A "Geração da Utopia" sofreu um banho de realidade?

Infelizmente, sim. Não que, pessoalmente, tivesse enormes expectativas. Ao longo dos meus livros fui tendo oportunidade de exprimir algumas das dúvidas que sempre tive.

É inevitável que a utopia se transforme em amargura com o passar dos anos?

Precisamos de utopias para atingir o possível. A realidade mostra-nos os limites da utopia. Se não acreditarmos em algo que mobilize as pessoas ficamos estagnados.

Faltam sonhos e ideais à atual geração de jovens?

De um modo geral - há sempre muitas exceções, felizmente -, tenho a ideia que os jovens que hoje têm 18 ou 20 anos adotaram o modo de vida norte-americano. É a influência da globalização e do capitalismo extremo. O ideal supremo de hoje é ter sucesso e, se para o atingir for necessário passar por cima dos outros, é isso que se fará. Sempre fui um otimista. Achei que, com as novas gerações, tudo iria ser melhor. Mas afinal está a ser pior.

A sua geração não tinha o mesmo apego aos bens materiais?

Não. Quase todos éramos pobres, vínhamos de famílias sem recursos, e vivíamos com o mínimo. Não aspirávamos a muito mais. Achámos que era a partir dessa base que todos iriam ter um pouco mais. Havia já na altura sinais de que havia quem quisesse mais. Mas eram benefícios muito pequenos, como ter alguém que lhe carregasse a mochila. Se tivesse esse benefício, talvez hoje estivesse livre dos problemas de coluna de que sofro...

A justiça social, uma das grandes reivindicações da independência, não ficou aquém do desejável?

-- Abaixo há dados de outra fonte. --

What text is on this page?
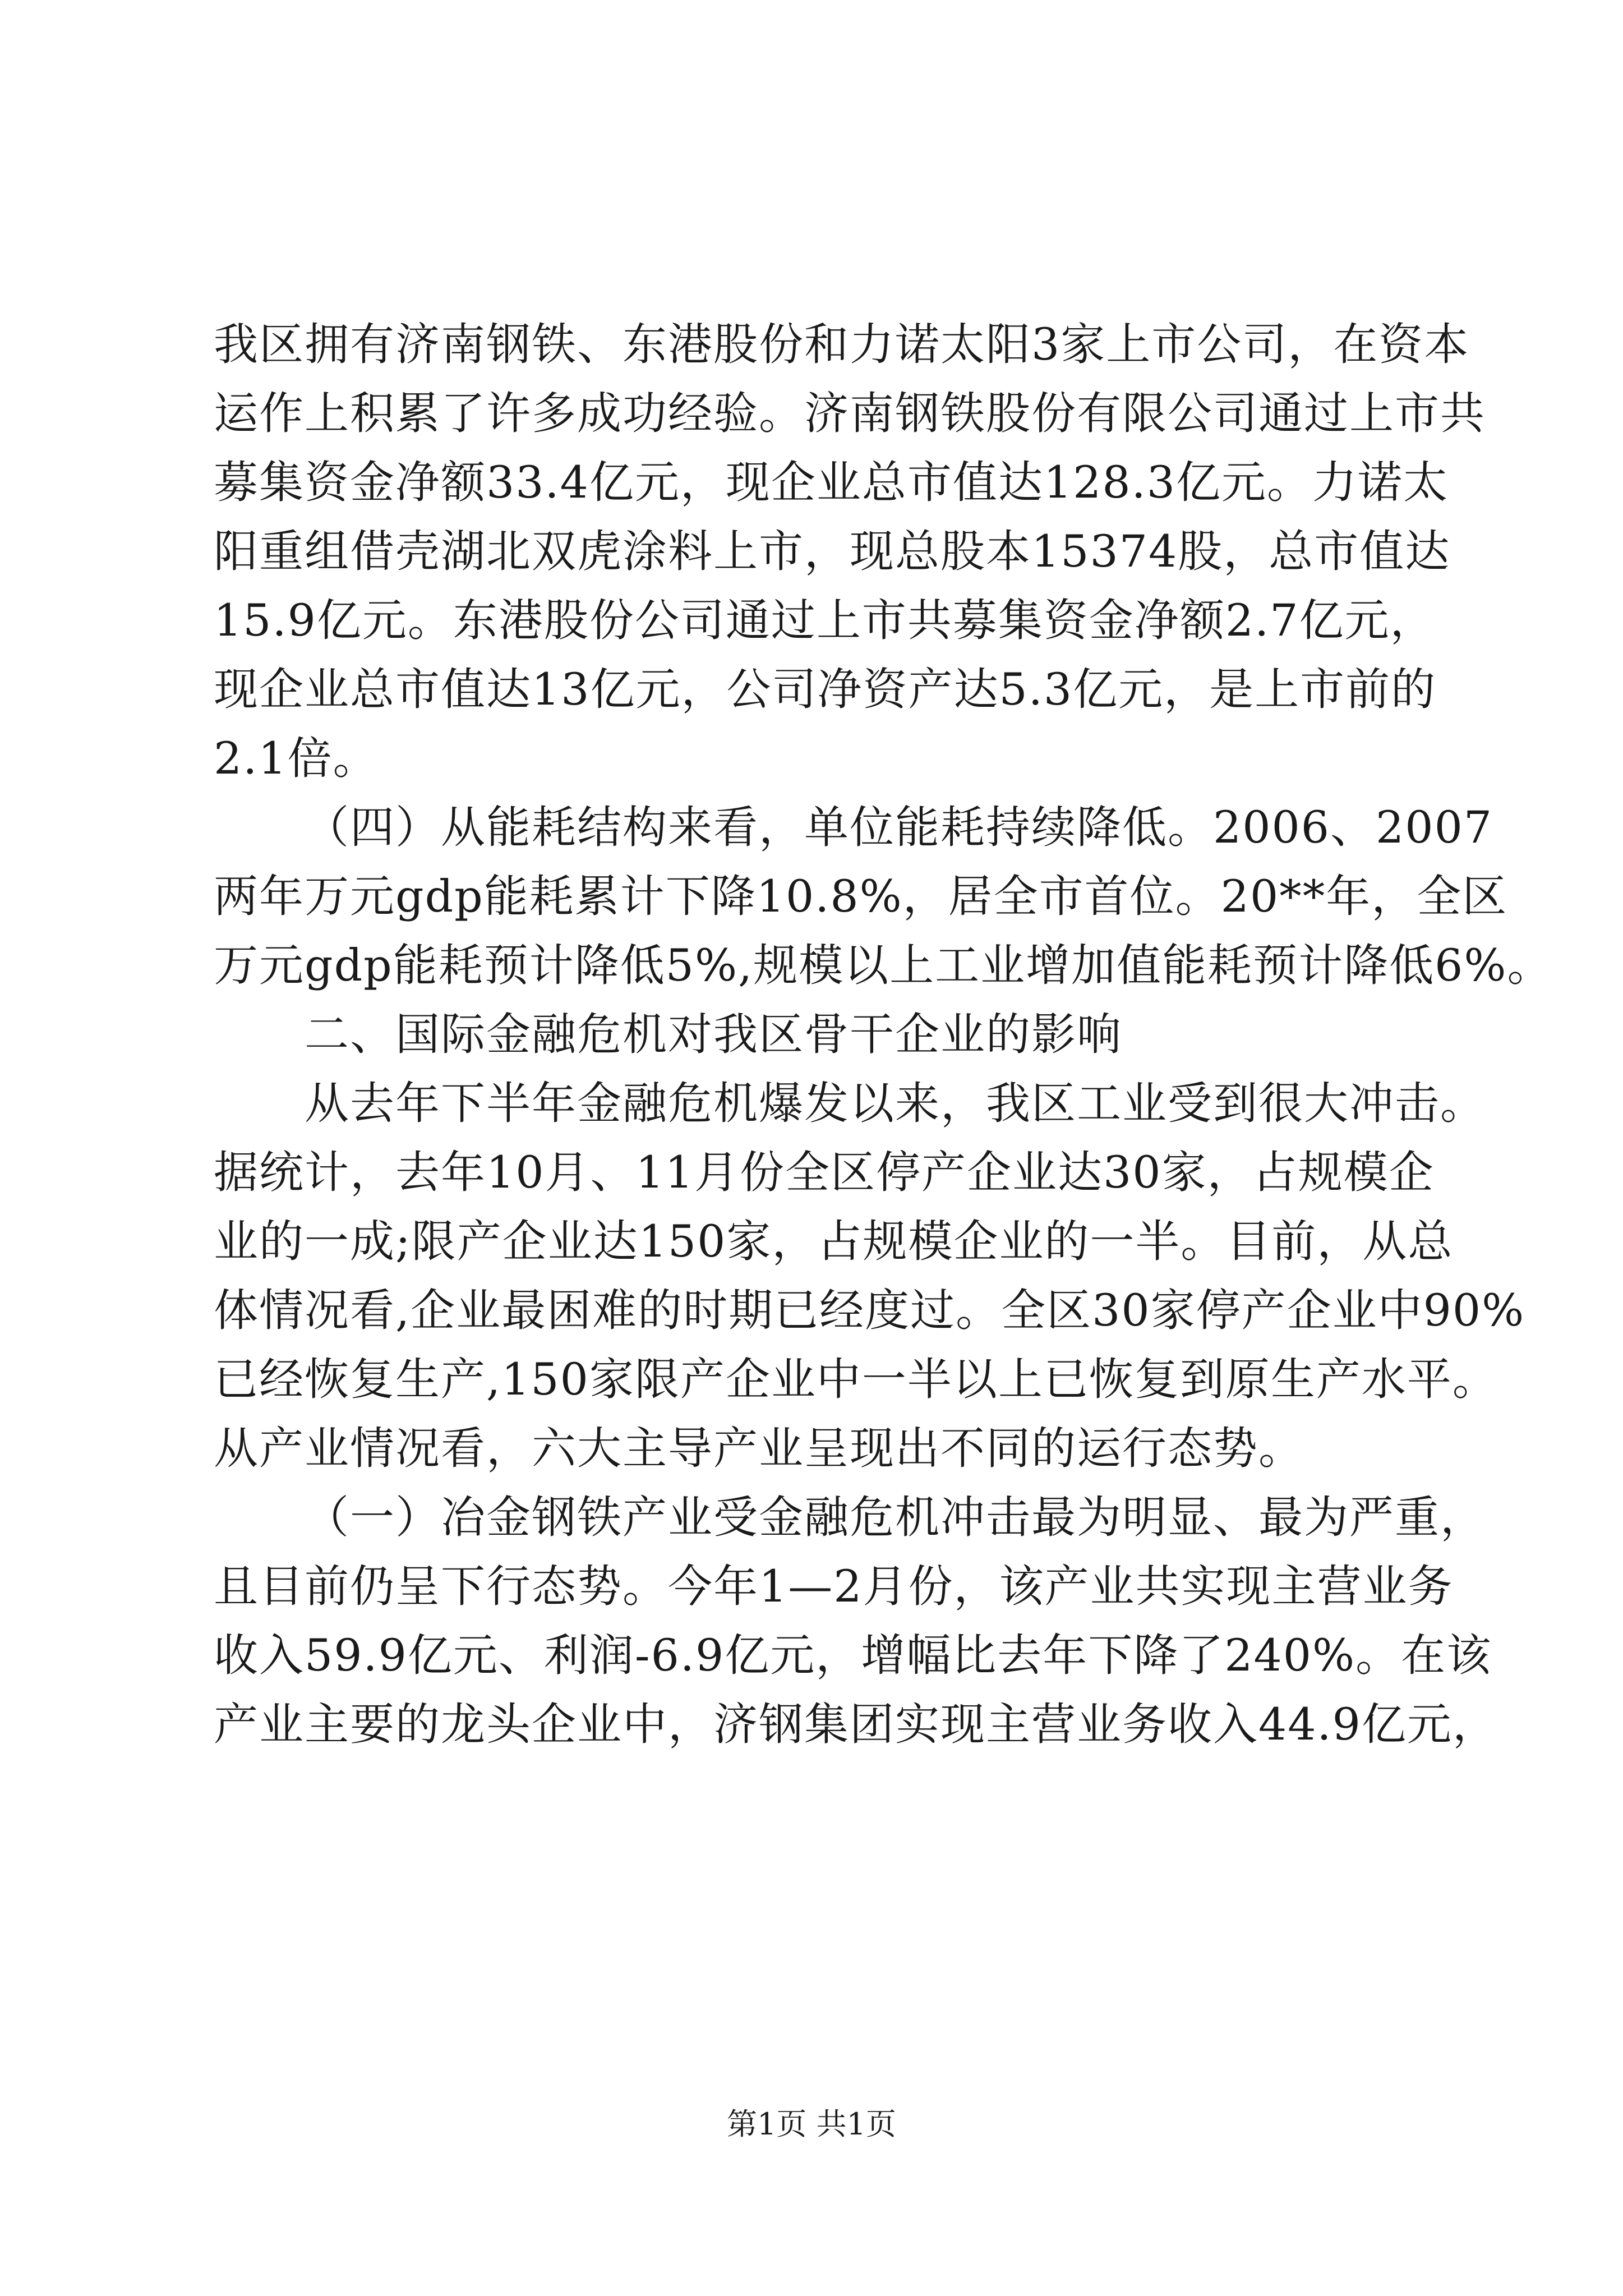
我区拥有济南钢铁、东港股份和力诺太阳3家上市公司，在资本
运作上积累了许多成功经验。济南钢铁股份有限公司通过上市共
募集资金净额33.4亿元，现企业总市值达128.3亿元。力诺太
阳重组借壳湖北双虎涂料上市，现总股本15374股，总市值达
15.9亿元。东港股份公司通过上市共募集资金净额2.7亿元，
现企业总市值达13亿元，公司净资产达5.3亿元，是上市前的
2.1倍。
（四）从能耗结构来看，单位能耗持续降低。2006、2007
两年万元gdp能耗累计下降10.8%，居全市首位。20**年，全区
万元gdp能耗预计降低5%,规模以上工业增加值能耗预计降低6%。
二、国际金融危机对我区骨干企业的影响
从去年下半年金融危机爆发以来，我区工业受到很大冲击。
据统计，去年10月、11月份全区停产企业达30家，占规模企
业的一成;限产企业达150家，占规模企业的一半。目前，从总
体情况看,企业最困难的时期已经度过。全区30家停产企业中90%
已经恢复生产,150家限产企业中一半以上已恢复到原生产水平。
从产业情况看，六大主导产业呈现出不同的运行态势。
（一）冶金钢铁产业受金融危机冲击最为明显、最为严重，
且目前仍呈下行态势。今年1—2月份，该产业共实现主营业务
收入59.9亿元、利润-6.9亿元，增幅比去年下降了240%。在该
产业主要的龙头企业中，济钢集团实现主营业务收入44.9亿元，
第1页 共1页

Apesar de os angolanos sentirem hoje que já não sofrem as injustiças do sistema colonial, hoje há uma maior diferenciação social. E agora, ao contrário do que acontecia há 50 anos, as pessoas não aceitam resignadas essa fatalidade. Há mais instrução - não confundir com educação - e as pessoas estão conectadas com o Mundo.

Quando, há mais de meio século, combateu pela independência e pela liberdade imaginou que elas seriam assim, como acabaram por revelar-se?

Já na altura da independência alertava que a realidade não seria exatamente como tínhamos idealizado.

A relação dos intelectuais com o poder nem sempre termina da melhor forma. Orgulha-se de ter saído na altura certa?

Fico é satisfeito por ter saído. Ainda assim, durou uns três anos.

Teria construído a obra que segurou se tivesse continuado a desempenhar funções governativas por muito mais tempo?

Seguramente que não. Até porque a disponibilidade teria sido muito menor. Queria escrever e não conseguia. Se fosse poesia, talvez ainda conseguisse. Agora, o romance exige continuidade, a garantia de que no dia seguinte vamos fazer o mesmo. Basta ver o que publicaram os colegas da minha altura que continuaram ligados a cargos.

O poder das armas ou o poder das palavras: qual deles é o mais eficaz?

A arma é mais poderosa no instante. A longo prazo, é a palavra. Os conceitos e os valores que as palavras transmitem perduram mais tempo.

Angola sempre foi um país de grandes contadores de histórias. Esse imaginário contribuiu para a decisão de dedicar-se à escrita?

Sim, sobretudo numa fase inicial. Sempre disse que as histórias estavam na rua. Basta ouvi-las e transpô-las, o que também é uma forma de transformação. Hoje, a minha mulher representa as minhas antenas. Chega a casa e diz-me tudo o que viu. Conta-me episódios que presenciou que podem vir a dar origem a personagens ou situações. É sobretudo nas zonas rurais que se mantém essa arte de contar. Era quase uma escola.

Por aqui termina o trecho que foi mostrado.